Obesity is a bitch and I am fighting it with every ounce of my fat ass. I've hired a nutritionist, have a trainer come by and work me out three times per week and I take enough high-tech supplements to get a ban by Major League Baseball for 50 games. The simple solution is to a) eat less and b) work out more. Regarding the second part of this overly simplistic outlook at fitness requires motivation, which I have found via the long-running Kiefer Sutherland TV show 24. I have been downloading 24 onto my iPad and watching it for 44-plus minutes of cardio.
Somehow I missed out on the phenomenon of 24 until a TV producer friend of mine suggested that I start watching. The basic premise of the show is that a Los Angeles-based counter-terrorism unit, known as CTU, fights the bad guys, who are far more complex in their plan to make some form of global statement. The show is designed to highlight the action of one calendar day. The pace is quick, the settings are familiar and the show is perfect fodder for those of us pounding it out on a treadmill.

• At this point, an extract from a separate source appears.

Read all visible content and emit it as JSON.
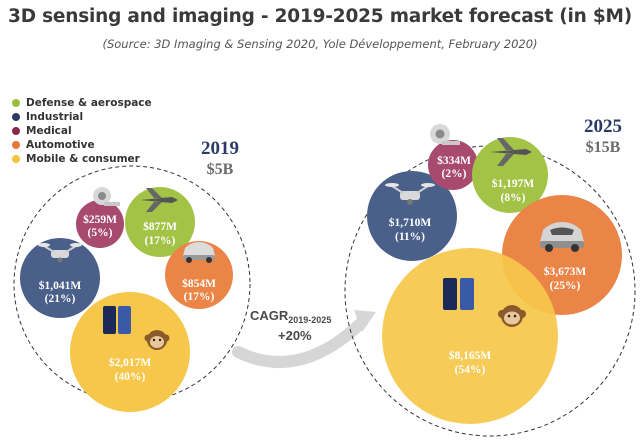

Where 24 has inspired me is in its use of technology. The show ran from 2001 to 2010 and reportedly gets even more high-tech as the seasons progress, but in an age of Apple G4 tower computers and CRT monitors, the feats that this non-reality-based TV show supposedly pulls off are amazing. Flip phones on analog systems can scan fingerprints and upload them to national databases that can process them against millions of other prints in mere minutes. Managers demand that their tech-savvy employees get impossible tasks done in minutes when they should take weeks to process, and somehow the data crunches always work out, even if a terrorist actually blows up the office of CTU. Nothing stops 24 Tech.
I've decided that 24 has set the standard for technology in my home theater. I now demand 24 Tech. This new standard is defined as the merger of new, high-tech audio/video with nearly 100 percent up time, few glitches, the ability to withstand a terrorist bomb attack and still keep playing your favorite movie. The right installer, dealer or even a DIY enthusiast needs to embrace the concept of 24 Tech to ultimately see the technological light.
You might think that I am crazy (and you are likely right), but the idea of building a better, more stable, higher-performance home theater is doable today. HDMI has become more reliable in recent years, but it has a long way to go be truly trustworthy and, to be honest, 24 Tech looks more towards HD wireless, which is coming sooner than you might think. Current products like Classé Audio's CT-M600 monoblock amps not only provide 600 watts of power for your most needy speakers, but the amps are also specifically fan-cooled to run ice cold, even when under duress. They also connect to the Internet via Ethernet to report back to your dealer/installer about the performance of the amps in the event that the performance or reliability of your system requires examination/repair. Once again, many of today's best home automation programmers can log in via encrypted codes to access, repair and upgrade your touchscreen, system routing and more. Apple iPads now can be used as meaningful AV system controllers. On a more simplistic level, your iPhone or Android can be used not just to make phone calls, but also to dim the lights, program your DVR and/or cook your dinner. Jack Bauer likes that.
Philosophically, what 24 Tech protects against is specialty home theater ever forgetting the "special" part of the category's name. Home theater in the mid-2000s became more and more commoditized during the housing boom. Every "alarm guy" was a "Crestron guy" overnight after attending a CEDIA tradeshow. Home theaters were thought to improve a home's value, which has proven not to really be the case long-term. Home theater and high tech is designed for the WOW factor. This requires a lot of work, money and effort, but the results are always worth it when a system is designed well from top to bottom. 24 Tech isn't a concept reserved for people with $500,000 budgets and teams of programmers. 24 Tech is an idea that is for anyone who wants to build in the latest and greatest tricks into their system with top performance and near-perfect reliability. I know 24 is a fictional show, but the idea of making your home theater work like it's in the conference room of CTU isn't as farfetched as it seems.